Abstract

The objective of the chapter is to introduce the notion of schemes and their morphisms, in particular, to explain the construction of affine schemes. If A is a ring, the set of its prime ideals is viewed as a point set, called the prime spectrum of A; the latter is denoted by Spec A. Any element f∈A can be viewed as a function on Spec A. Just let \(f(\mathfrak{p})\), for any prime ideal \(\mathfrak{p} \subset A\), be the residue class of f in \(A/\mathfrak{p}\). Furthermore, write D(f) for the subset of all points \(\mathfrak{p} \in \mathrm{Spec}\,A\) such that \(f(\mathfrak{p})\) is not the zero class. Then D(f) is called a basic open subset in Spec A, while the topology generated by all these sets is referred to as the Zariski topology on Spec A. There is a remarkable fact to be discovered: for any element f∈A, the point set D(f)⊂Spec A can canonically be identified with the prime spectrum Spec A f of the localization of A by f.
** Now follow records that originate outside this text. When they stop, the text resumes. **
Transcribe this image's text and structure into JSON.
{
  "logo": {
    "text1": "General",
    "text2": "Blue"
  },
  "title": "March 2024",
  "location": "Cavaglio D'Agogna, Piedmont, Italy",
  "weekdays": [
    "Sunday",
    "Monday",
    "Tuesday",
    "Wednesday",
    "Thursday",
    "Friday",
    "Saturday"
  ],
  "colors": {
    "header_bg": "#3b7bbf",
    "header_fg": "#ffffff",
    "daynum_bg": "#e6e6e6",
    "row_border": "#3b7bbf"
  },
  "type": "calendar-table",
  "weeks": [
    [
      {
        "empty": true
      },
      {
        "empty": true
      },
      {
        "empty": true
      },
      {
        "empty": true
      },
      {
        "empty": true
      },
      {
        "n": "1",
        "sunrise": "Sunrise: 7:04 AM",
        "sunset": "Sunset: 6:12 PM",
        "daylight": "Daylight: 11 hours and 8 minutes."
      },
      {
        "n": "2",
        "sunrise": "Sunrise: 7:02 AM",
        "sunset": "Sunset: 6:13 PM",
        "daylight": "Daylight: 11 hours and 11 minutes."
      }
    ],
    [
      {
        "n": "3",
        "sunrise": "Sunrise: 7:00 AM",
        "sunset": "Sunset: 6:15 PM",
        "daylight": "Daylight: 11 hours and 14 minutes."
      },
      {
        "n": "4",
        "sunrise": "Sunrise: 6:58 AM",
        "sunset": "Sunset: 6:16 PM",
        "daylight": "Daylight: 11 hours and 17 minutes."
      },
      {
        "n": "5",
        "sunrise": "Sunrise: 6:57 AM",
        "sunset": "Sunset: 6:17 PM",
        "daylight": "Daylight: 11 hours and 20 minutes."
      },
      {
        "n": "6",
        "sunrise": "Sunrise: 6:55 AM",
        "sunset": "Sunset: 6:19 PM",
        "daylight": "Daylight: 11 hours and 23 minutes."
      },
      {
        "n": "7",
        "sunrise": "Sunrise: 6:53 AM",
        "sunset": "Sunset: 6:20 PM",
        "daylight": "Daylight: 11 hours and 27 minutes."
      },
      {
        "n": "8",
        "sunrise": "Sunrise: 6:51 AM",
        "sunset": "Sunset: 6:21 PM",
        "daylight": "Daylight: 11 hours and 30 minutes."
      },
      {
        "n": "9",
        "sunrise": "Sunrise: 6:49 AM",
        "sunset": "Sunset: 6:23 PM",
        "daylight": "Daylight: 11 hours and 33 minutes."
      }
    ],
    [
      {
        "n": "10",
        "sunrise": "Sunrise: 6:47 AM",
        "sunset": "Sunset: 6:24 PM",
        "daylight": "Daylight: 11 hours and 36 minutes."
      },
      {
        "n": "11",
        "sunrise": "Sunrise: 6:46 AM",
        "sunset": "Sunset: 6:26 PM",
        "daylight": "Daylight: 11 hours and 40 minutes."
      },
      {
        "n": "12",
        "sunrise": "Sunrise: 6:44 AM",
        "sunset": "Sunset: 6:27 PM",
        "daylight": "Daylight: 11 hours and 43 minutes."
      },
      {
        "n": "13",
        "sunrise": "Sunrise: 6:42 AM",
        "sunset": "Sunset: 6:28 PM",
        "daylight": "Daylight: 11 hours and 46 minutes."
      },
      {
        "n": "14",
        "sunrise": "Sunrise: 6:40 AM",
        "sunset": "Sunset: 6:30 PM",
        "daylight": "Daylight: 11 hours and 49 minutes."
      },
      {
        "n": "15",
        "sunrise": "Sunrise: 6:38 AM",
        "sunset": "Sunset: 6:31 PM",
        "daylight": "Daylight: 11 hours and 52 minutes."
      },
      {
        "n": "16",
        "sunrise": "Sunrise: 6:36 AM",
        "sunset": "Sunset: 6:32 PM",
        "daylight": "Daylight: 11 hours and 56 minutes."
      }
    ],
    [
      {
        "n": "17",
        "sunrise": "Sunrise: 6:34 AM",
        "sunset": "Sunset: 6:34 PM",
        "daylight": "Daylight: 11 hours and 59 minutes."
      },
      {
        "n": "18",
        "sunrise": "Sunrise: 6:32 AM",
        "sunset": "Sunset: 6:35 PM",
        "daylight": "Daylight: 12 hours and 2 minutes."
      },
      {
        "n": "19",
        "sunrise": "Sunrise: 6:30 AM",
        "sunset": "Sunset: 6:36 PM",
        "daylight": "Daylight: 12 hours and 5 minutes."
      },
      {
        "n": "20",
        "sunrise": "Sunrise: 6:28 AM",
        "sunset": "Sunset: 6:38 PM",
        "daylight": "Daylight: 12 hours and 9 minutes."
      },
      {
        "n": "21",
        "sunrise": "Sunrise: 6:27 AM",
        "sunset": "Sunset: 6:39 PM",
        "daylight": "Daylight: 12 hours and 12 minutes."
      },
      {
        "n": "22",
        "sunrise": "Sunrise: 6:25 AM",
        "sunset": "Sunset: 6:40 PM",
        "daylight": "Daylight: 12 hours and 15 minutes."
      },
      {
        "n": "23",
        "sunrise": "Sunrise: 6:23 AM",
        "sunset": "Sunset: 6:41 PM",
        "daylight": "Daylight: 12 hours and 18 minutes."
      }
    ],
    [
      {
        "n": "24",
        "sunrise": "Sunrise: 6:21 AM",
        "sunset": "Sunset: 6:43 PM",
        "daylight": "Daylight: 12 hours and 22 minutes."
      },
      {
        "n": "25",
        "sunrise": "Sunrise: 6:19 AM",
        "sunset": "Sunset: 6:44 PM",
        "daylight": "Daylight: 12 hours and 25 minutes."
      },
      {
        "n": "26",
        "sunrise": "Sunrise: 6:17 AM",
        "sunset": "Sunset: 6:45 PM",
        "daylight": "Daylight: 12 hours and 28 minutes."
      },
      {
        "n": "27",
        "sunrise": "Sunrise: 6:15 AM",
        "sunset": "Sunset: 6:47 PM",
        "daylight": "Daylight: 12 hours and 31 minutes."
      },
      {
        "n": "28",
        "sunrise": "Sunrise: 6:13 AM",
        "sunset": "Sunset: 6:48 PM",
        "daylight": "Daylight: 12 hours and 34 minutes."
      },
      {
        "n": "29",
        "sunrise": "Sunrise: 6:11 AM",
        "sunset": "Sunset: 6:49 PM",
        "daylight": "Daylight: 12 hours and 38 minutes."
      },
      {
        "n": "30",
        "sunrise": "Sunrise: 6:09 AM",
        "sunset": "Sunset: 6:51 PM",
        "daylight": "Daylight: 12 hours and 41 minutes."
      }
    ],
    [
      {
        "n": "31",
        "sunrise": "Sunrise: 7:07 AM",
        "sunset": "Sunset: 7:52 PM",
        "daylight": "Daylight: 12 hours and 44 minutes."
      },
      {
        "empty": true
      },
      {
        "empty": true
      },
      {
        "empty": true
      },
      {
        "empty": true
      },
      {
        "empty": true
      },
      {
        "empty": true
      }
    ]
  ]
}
In particular, the natural localization morphism A⟶A f can be interpreted as the process of restricting functions living on Spec A and given by elements in A, to functions on the basic open subset D(f). In order to handle local functions on Spec A in convenient terms, the notion of sheaf is introduced. This way Spec A is viewed as a ringed space, i.e. as a topological space together with a sheaf of functions on it. Such a pair is called an affine scheme. More general schemes occur as ringed spaces that look locally like affine schemes.